[meteorite-list] Hayabusa Probe Prepares to Punch an Asteroid

From: Ron Baalke <baalke_at_meteoritecentral.com>
Date: Thu Nov 3 12:33:11 2005
Message-ID: <200511031731.jA3HVkK08798_at_zagami.jpl.nasa.gov>

http://www.newscientist.com/article.ns?id=dn8259

Hayabusa probe prepares to punch an asteroid
Maggie McKee
New Scientist
03 November 2005

Japan's Hayabusa spacecraft is set to perform the first of three daring
rendezvous with a small asteroid on Friday, as planetary scientists
puzzle over close-up images of the space rock.

The probe has been hovering above the 600-metre-long asteroid Itokawa
since 12 September 2005, mapping most of its surface to a resolution of
less than 1 metre. Now, the spacecraft is preparing to carry out its
dramatic scientific mission, which involves swooping down to the surface
three times in order to return the first asteroid samples to Earth in 2007.

It will make the first approach - to a spot near the asteroid's spin
axis - on Friday at 0500 GMT. Considered a "rehearsal" descent, Hayabusa
will test a laser range finder to judge its distance from the asteroid
and drop a shiny "target marker" to the surface that it will try to
illuminate and photograph.

"The primary rehearsal goal is to see how accurately we can predict the
spacecraft's landing spot," says Don Yeomans, leader of the mission's US
science team at NASA's Jet Propulsion Laboratory in Pasadena,
California. He expects the accuracy to be better than 60 metres.
          
Robot rover

During Friday's run-through, the spacecraft will also release a
10-centimetre-tall robot called MINERVA. The robot carries thermometers
and three cameras to take measurements from the surface, where it will
gently hop around by reacting to a rotating weight within its body.

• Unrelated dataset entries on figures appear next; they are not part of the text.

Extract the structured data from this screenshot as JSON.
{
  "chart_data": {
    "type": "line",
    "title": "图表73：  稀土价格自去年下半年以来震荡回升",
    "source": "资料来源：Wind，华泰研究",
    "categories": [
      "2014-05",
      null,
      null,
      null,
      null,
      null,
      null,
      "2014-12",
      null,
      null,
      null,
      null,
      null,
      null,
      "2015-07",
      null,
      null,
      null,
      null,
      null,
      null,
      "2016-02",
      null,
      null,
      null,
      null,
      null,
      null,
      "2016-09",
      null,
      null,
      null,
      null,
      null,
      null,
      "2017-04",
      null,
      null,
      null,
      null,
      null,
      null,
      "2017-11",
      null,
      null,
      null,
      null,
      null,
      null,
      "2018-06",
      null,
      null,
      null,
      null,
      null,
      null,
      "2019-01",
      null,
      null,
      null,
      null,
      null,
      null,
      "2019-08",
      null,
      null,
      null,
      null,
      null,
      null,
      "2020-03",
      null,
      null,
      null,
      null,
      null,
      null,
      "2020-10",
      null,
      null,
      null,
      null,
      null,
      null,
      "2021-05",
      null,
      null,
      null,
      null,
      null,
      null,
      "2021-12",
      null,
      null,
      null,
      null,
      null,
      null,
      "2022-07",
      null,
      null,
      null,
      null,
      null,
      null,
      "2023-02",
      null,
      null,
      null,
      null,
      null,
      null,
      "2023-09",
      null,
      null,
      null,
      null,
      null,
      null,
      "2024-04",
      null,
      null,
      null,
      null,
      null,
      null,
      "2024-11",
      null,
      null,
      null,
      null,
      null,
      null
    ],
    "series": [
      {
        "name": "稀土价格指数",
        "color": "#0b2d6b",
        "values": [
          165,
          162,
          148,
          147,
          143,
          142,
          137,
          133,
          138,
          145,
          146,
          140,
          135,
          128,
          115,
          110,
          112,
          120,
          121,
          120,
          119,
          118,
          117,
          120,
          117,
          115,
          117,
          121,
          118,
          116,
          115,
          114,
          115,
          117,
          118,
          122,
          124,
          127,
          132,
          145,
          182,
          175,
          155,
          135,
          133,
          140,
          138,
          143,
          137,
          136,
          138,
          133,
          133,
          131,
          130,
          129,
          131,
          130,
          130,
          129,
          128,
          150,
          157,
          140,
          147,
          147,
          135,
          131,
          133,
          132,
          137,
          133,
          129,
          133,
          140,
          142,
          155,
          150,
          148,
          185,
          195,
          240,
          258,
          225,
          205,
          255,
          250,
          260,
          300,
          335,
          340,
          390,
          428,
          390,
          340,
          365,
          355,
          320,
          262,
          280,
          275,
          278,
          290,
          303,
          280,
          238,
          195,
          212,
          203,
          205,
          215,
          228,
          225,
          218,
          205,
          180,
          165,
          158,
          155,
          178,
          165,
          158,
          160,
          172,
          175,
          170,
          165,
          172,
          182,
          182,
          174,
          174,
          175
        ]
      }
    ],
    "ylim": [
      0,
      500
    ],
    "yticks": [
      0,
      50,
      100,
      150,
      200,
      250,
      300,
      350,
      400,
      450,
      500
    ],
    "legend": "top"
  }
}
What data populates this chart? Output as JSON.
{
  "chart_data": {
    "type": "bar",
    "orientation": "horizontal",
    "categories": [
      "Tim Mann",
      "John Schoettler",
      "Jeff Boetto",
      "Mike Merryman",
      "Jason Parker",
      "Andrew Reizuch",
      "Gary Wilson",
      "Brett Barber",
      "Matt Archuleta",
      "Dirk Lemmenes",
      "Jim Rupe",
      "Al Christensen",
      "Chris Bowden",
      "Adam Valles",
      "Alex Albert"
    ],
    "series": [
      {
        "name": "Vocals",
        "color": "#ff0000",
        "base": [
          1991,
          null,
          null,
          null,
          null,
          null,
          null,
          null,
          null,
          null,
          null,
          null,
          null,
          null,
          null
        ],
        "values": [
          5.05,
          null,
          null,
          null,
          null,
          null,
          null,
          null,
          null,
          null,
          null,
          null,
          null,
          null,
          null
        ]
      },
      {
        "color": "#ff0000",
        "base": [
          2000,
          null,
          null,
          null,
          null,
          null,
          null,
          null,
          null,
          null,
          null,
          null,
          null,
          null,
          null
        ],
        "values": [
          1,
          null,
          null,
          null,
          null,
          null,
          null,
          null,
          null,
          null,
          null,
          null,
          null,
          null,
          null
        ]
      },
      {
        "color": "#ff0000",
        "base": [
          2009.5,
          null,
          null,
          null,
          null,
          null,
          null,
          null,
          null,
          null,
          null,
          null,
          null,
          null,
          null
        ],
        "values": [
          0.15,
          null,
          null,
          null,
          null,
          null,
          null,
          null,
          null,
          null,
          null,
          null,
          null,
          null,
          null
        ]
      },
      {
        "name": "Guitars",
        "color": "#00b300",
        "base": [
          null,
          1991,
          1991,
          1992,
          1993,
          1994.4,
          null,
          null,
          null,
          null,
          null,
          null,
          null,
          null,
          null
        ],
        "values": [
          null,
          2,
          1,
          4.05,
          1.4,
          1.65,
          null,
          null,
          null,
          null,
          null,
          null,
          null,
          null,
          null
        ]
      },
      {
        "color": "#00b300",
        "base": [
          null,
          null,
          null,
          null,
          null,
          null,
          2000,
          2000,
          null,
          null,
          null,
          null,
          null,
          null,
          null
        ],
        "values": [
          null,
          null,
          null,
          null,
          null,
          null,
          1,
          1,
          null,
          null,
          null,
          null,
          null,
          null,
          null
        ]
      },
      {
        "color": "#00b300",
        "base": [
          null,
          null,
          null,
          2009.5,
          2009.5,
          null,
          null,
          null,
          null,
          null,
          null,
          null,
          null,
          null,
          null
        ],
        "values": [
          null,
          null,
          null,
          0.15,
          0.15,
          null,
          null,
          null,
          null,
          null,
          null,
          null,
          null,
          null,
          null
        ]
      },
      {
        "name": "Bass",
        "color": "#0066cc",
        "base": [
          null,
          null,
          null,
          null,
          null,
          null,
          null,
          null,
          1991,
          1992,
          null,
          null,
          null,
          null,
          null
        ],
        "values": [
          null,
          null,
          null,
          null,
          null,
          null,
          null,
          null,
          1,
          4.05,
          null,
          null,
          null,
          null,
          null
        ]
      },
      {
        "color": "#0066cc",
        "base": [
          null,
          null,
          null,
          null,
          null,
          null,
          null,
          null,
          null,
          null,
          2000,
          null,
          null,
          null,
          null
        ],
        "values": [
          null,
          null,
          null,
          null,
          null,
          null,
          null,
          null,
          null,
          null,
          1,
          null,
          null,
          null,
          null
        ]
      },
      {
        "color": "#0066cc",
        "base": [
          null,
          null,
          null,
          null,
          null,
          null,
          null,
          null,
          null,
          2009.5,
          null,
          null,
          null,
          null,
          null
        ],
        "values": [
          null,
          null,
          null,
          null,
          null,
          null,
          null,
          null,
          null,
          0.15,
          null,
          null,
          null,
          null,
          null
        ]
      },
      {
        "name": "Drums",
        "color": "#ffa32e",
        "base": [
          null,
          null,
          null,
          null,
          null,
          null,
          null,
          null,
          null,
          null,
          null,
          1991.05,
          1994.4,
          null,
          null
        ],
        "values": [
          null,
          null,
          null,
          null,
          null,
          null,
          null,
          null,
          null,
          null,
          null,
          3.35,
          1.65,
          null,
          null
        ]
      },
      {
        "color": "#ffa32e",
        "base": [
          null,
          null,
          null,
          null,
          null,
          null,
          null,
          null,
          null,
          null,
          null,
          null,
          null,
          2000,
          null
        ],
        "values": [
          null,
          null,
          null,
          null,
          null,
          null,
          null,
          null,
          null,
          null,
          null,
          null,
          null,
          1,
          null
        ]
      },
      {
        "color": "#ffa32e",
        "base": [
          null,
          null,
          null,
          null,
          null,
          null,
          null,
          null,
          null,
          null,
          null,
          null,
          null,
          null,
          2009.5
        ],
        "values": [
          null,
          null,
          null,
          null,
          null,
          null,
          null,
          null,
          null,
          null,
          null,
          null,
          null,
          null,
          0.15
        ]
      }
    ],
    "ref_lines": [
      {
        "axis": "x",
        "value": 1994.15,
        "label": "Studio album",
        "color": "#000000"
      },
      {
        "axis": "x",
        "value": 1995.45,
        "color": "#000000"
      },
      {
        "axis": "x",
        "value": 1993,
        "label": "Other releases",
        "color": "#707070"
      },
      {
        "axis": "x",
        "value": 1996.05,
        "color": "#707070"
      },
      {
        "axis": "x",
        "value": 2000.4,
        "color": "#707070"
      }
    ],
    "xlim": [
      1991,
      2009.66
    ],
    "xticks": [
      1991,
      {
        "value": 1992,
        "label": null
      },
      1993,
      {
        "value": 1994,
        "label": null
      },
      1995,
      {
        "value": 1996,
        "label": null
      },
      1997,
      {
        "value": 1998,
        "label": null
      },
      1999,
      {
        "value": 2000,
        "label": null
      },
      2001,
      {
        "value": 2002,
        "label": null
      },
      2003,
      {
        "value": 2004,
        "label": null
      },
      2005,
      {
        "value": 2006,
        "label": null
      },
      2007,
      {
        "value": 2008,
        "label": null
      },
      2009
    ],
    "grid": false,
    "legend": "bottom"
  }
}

Hayabusa will then attempt its first sample collection on 12 November
from an expanse of fine dust in the middle of the asteroid called
MUSES-Sea. The second sampling will take place on 25 November from a
broad, flat region on the asteroid's tip dubbed the Woomera Desert.

These flat targets were chosen "as the safest points to attempt a
landing", says Yeomans. In each case, when a fabric cone protruding from
the spacecraft touches the asteroid, it will fire a 5-gram pellet into
the surface and attempt suck up the resulting debris.
          
Failed components

The landings will be controlled autonomously by the spacecraft's
software but will be even more challenging than originally expected
because two of Hayabusa's three stabilising reaction wheels have failed.
But Yeomans says the one remaining wheel, along with onboard hydrazine
thrusters - which will fire with as little thrust as possible to
conserve fuel - can keep the spacecraft correctly oriented. "The mission
is going amazingly well so far," he says.

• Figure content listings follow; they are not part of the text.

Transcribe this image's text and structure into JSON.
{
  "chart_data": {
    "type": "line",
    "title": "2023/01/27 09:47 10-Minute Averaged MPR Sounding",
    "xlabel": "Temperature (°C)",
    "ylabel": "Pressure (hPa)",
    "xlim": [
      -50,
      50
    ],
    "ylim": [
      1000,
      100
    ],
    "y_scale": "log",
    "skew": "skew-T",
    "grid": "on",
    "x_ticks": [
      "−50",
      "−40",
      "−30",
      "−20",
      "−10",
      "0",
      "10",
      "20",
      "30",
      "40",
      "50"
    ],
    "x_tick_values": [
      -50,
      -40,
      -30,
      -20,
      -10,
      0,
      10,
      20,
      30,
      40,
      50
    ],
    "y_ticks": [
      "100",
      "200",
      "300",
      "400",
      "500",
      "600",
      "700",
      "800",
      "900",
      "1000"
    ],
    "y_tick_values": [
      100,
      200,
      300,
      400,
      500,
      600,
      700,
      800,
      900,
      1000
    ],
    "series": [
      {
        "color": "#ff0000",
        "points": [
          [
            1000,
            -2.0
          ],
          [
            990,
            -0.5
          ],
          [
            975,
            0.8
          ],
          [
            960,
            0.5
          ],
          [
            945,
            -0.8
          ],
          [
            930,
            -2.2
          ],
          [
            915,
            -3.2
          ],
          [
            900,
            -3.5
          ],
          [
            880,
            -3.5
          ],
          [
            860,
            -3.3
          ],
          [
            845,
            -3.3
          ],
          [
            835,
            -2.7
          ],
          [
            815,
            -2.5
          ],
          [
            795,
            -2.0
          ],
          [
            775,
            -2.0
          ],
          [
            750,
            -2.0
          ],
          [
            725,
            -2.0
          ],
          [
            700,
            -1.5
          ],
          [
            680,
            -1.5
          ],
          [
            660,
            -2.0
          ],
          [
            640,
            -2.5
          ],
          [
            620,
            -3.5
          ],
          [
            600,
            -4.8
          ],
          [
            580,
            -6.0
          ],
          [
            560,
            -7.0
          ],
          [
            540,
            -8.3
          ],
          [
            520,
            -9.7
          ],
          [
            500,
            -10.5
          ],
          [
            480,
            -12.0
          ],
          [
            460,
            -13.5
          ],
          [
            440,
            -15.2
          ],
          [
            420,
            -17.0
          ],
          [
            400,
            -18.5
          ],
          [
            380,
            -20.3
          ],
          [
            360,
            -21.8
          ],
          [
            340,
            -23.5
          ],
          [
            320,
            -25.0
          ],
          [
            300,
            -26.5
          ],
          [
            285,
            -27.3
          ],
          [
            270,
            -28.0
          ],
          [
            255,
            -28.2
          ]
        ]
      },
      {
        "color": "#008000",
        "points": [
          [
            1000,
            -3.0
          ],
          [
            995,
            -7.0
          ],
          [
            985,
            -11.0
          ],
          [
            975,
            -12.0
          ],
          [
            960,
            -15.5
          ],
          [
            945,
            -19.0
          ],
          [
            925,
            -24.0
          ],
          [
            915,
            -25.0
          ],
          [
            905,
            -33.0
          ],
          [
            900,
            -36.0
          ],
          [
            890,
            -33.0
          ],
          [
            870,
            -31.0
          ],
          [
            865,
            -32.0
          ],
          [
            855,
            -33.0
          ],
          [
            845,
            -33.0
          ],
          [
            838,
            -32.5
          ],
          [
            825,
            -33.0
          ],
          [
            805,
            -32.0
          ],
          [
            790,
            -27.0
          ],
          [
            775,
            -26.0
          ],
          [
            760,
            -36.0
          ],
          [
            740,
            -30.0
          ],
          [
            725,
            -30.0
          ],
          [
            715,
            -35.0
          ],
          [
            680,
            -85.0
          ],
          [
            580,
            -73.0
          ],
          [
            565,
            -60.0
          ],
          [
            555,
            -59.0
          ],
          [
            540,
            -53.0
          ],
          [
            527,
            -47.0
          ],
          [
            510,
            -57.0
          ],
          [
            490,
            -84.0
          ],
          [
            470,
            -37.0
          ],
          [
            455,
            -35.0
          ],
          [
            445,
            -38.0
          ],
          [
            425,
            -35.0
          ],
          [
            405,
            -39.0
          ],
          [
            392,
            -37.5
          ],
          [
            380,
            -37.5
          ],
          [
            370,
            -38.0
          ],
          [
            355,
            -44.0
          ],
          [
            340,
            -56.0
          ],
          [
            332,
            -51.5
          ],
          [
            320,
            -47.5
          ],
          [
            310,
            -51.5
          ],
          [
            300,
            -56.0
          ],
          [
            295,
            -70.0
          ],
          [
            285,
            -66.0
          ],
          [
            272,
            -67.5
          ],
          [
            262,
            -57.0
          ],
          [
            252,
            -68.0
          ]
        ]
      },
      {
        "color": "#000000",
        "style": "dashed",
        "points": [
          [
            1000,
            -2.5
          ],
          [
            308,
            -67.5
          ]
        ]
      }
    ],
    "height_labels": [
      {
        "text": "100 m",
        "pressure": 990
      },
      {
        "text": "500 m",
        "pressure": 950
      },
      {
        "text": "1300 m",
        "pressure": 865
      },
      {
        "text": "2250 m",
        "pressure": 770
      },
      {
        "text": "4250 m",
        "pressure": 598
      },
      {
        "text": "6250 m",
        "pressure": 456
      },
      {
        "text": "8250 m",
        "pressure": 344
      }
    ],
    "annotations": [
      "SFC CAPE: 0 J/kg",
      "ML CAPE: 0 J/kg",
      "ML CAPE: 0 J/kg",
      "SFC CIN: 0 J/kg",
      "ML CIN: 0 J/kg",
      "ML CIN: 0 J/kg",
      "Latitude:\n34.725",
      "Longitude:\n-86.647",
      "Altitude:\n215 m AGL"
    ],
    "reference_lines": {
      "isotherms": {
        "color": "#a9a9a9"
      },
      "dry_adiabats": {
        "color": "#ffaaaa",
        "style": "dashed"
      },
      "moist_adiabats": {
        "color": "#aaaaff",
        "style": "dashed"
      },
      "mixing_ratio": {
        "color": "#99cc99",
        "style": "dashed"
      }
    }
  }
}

Asteroid researcher Bill Bottke of the Southwest Research Institute in
Boulder, Colorado, US, agrees. "The pictures are really remarkable - and
very different from any asteroid images taken to date," he told New
Scientist.

While most asteroids appear to be covered largely by regolith - powdery
material created when small meteorites crash into a rocky body -
Itokawa's surface shows only small amounts of the pulverised stuff.
Instead, it appears that "little blocky things" make up most of the
surface, says Bottke.
          
Mysterious surface

This, along with Hayabusa's discovery that the asteroid's density is
less than expected, leads Bottke to believe it may be composed of
smaller rocks that are held together by gravity.

"There's always been a big debate about whether asteroids should be
considered solid pieces of rock or rubble piles," says Bottke. "If some
asteroids are rubble piles and I had to guess what one might look like,
I would think it looks like this."

The dearth of craters on its surface is also puzzling, he adds. "It's
unlikely this body has completely avoided impacts in the past," he says.
He speculates the asteroid may have been gravitationally deformed - and
had its surface rejigged - on previous close passes by Earth.

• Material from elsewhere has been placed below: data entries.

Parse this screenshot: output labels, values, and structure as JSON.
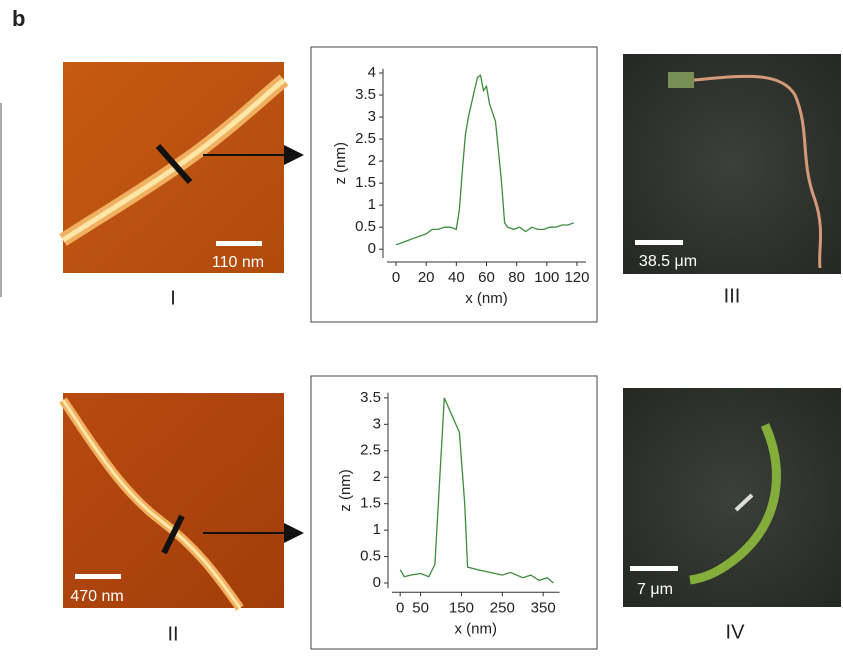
{
  "panel_label": "b",
  "images": [
    {
      "scale_bar": "110 nm",
      "caption": "I"
    },
    {
      "scale_bar": "470 nm",
      "caption": "II"
    },
    {
      "scale_bar": "38.5 μm",
      "caption": "III"
    },
    {
      "scale_bar": "7 μm",
      "caption": "IV"
    }
  ],
  "chart_data": [
    {
      "type": "line",
      "xlabel": "x (nm)",
      "ylabel": "z (nm)",
      "color": "#3d8c3d",
      "x": [
        0,
        4,
        8,
        12,
        16,
        20,
        24,
        28,
        32,
        36,
        40,
        42,
        44,
        46,
        48,
        50,
        52,
        54,
        56,
        58,
        60,
        62,
        64,
        66,
        68,
        70,
        72,
        74,
        78,
        82,
        86,
        90,
        94,
        98,
        102,
        106,
        110,
        114,
        118
      ],
      "values": [
        0.1,
        0.15,
        0.2,
        0.25,
        0.3,
        0.35,
        0.45,
        0.45,
        0.5,
        0.5,
        0.45,
        0.9,
        1.8,
        2.6,
        3.0,
        3.3,
        3.6,
        3.9,
        3.95,
        3.6,
        3.7,
        3.3,
        3.1,
        2.9,
        2.2,
        1.5,
        0.6,
        0.5,
        0.45,
        0.5,
        0.4,
        0.5,
        0.45,
        0.45,
        0.5,
        0.5,
        0.55,
        0.55,
        0.6
      ],
      "xlim": [
        -6,
        126
      ],
      "ylim": [
        -0.2,
        4.1
      ],
      "xticks": [
        0,
        20,
        40,
        60,
        80,
        100,
        120
      ],
      "yticks": [
        0,
        0.5,
        1,
        1.5,
        2,
        2.5,
        3,
        3.5,
        4
      ]
    },
    {
      "type": "line",
      "xlabel": "x (nm)",
      "ylabel": "z (nm)",
      "color": "#3d8c3d",
      "x": [
        0,
        10,
        25,
        50,
        70,
        85,
        108,
        125,
        145,
        158,
        165,
        190,
        220,
        250,
        270,
        300,
        320,
        340,
        360,
        375
      ],
      "values": [
        0.25,
        0.12,
        0.15,
        0.18,
        0.12,
        0.35,
        3.5,
        3.2,
        2.85,
        1.5,
        0.3,
        0.25,
        0.2,
        0.15,
        0.2,
        0.1,
        0.15,
        0.05,
        0.1,
        0
      ],
      "xlim": [
        -20,
        390
      ],
      "ylim": [
        -0.1,
        3.6
      ],
      "xticks": [
        0,
        50,
        150,
        250,
        350
      ],
      "yticks": [
        0,
        0.5,
        1,
        1.5,
        2,
        2.5,
        3,
        3.5
      ]
    }
  ]
}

Alternatively, the asteroid's small size may be to blame. Its surface
gravity - just 0.001% of Earth's - may allow regolith particles that
become charged by the Sun to briefly lift from the surface. "If the Sun
could cause small particles to move a little bit, they might start to
fill in the depressions," Bottke says.

Hayabusa is scheduled to leave Itokawa in December 2005 and should drop
its sample-return capsule down to Australia in July 2007.